I think what everyone wants to see from the defence sector is that we champion the ethical value of investing in defence because it delivers security, and in doing so challenge those who protest as if these companies were somehow out there to harm us.
I agree with that and I think there would not be too much disagreement across the House of Commons about that. I think it is something we can agree on, and that we should try to get that sense out there. Increasingly, as people see the increasingly dangerous world we are living in, there is the capacity for any concerns that there might have been about defence in the past to be seen properly in context, and for it to be seen that actually, defence is a key part of our ability to continue with our way of life as we choose in a democracy.
I have a couple of minutes left before I hand over again to my hon. Friend the Member for Newton Aycliffe and Spennymoor. It has been an excellent debate. In many ways we have not had enough time to get through all the contributions that colleagues around Westminster Hall would have wanted to make, but as I go about trying to deal with our defence industrial strategy, it is helpful for me to hear from colleagues, just as it is helpful for me to get around the country as much as I can to listen directly to SMEs. It helps make sure that the policy prescriptions we come out with in the defence industrial strategy are the right ones; that we can change procurement in a way that will assist SMEs to have full involvement as they wish in defence procurement; and that we can spread prosperity and economic growth across all our regions in England and all the nations of the UK. That is the prize in front of us, and that is what we can do if we get this right.
I thank the Minister for her strong leadership on this vital issue. We have discussed these matters on a number of occasions and I know the Minister is committed to really driving this priority through the defence industrial strategy and the wider strategic defence review, which I strongly welcome.
I also thank hon. Members around Westminster Hall for what I think has been a strong shared sense of purpose about the importance of tapping in to our innovative small businesses to meet the challenges we face. We have heard about the real pride in defence contractors around the country from the hon. Member for Honiton and Sidmouth (Richard Foord), my hon. Friend the Member for Mansfield (Steve Yemm) and my hon. Friend the Member for Middlesbrough South and East Cleveland (Luke Myer). We have heard of the importance of ensuring that economic growth across the country is driven by the defence industry from the hon. Member for Strangford (Jim Shannon) and the hon. and learned Member for North Antrim (Jim Allister). We have also heard really important points about payments from the hon. Member for Caerphilly (Chris Evans). I thank the Minister and everybody who has taken part today.

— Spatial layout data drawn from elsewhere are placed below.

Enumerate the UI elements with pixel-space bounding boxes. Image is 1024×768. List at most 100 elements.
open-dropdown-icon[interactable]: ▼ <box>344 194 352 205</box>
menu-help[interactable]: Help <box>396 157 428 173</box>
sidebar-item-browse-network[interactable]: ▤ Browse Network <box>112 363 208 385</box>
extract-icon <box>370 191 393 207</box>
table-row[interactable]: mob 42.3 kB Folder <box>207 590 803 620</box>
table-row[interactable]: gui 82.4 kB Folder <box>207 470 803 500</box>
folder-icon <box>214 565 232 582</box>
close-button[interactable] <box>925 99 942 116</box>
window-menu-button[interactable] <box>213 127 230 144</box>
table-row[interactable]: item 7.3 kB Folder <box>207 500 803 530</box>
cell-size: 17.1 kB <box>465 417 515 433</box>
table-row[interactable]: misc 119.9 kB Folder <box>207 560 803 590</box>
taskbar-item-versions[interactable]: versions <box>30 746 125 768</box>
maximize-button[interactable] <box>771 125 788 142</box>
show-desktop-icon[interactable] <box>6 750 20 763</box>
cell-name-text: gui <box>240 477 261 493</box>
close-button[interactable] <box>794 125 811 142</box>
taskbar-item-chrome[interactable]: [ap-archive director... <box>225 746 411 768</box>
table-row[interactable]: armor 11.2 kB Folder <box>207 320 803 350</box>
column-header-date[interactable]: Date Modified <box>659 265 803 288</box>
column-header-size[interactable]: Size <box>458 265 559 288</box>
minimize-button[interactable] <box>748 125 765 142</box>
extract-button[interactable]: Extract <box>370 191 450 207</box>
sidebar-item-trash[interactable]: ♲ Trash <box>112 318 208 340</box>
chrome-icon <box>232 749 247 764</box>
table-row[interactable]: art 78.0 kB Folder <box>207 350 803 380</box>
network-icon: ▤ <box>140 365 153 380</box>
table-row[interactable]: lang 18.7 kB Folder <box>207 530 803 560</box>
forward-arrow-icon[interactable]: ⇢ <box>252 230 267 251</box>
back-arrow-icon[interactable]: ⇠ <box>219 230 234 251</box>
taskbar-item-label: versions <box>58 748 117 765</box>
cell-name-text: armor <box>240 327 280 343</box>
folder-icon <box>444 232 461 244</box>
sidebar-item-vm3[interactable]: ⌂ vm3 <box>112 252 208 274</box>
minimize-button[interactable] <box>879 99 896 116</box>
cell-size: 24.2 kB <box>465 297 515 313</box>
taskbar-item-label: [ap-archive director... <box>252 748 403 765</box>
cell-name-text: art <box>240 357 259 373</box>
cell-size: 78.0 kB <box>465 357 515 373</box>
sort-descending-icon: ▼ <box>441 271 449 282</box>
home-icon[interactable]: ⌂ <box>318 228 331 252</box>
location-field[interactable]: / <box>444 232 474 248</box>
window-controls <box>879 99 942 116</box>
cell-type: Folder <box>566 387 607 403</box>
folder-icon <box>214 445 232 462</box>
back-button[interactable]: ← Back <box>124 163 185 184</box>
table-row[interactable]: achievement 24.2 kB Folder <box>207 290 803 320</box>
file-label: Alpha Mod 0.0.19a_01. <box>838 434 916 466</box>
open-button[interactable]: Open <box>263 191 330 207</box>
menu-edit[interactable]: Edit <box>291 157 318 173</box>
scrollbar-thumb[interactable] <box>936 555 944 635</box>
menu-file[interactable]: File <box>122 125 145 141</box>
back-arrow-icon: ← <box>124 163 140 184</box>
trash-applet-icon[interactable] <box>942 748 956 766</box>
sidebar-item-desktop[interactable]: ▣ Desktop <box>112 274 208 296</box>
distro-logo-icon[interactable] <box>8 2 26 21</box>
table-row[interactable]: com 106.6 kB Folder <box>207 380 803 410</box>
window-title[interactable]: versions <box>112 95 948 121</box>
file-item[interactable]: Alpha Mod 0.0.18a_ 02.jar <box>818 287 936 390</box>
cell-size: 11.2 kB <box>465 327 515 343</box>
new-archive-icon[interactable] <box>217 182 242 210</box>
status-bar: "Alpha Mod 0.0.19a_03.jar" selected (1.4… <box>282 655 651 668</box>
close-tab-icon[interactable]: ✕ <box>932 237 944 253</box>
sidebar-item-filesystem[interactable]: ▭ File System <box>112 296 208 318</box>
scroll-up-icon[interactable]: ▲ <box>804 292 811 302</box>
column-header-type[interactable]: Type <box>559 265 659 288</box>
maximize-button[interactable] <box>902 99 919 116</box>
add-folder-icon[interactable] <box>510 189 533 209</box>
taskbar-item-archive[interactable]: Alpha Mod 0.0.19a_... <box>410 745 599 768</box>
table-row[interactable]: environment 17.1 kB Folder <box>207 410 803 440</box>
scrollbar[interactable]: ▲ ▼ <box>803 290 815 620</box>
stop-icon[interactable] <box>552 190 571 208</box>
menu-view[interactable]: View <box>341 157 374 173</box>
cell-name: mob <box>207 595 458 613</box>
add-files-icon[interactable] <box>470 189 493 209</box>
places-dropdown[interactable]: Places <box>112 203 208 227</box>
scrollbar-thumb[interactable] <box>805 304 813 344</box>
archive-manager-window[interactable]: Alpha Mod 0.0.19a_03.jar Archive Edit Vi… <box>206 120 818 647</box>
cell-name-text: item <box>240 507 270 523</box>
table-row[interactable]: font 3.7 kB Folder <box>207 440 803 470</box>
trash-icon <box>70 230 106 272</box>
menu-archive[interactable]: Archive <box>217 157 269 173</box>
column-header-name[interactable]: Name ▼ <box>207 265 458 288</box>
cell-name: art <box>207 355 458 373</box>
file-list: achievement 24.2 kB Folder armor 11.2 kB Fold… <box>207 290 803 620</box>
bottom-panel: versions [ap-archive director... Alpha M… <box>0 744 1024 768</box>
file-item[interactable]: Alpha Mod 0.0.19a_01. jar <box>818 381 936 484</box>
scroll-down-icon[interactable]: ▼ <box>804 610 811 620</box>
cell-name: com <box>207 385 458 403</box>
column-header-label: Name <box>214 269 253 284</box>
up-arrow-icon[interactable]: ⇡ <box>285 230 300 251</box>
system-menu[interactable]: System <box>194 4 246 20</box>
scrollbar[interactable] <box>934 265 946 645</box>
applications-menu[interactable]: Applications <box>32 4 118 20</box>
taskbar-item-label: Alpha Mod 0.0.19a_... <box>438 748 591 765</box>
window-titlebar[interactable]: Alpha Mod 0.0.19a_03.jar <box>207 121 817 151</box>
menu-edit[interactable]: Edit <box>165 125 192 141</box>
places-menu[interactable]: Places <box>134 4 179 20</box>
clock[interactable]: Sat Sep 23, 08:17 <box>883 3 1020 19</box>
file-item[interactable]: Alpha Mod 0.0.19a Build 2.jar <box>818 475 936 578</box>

We have all acknowledged that the global threat is growing, becoming more complex and evolving much more quickly. There has been broad agreement that part of the answer is ensuring that we can open up more opportunities to small, nimble, agile high-tech SMEs across the United Kingdom which can be at the forefront of helping us and our allies to meet this challenge.
Question put and agreed to.
Resolved,
That this House has considered SME participation in defence procurement.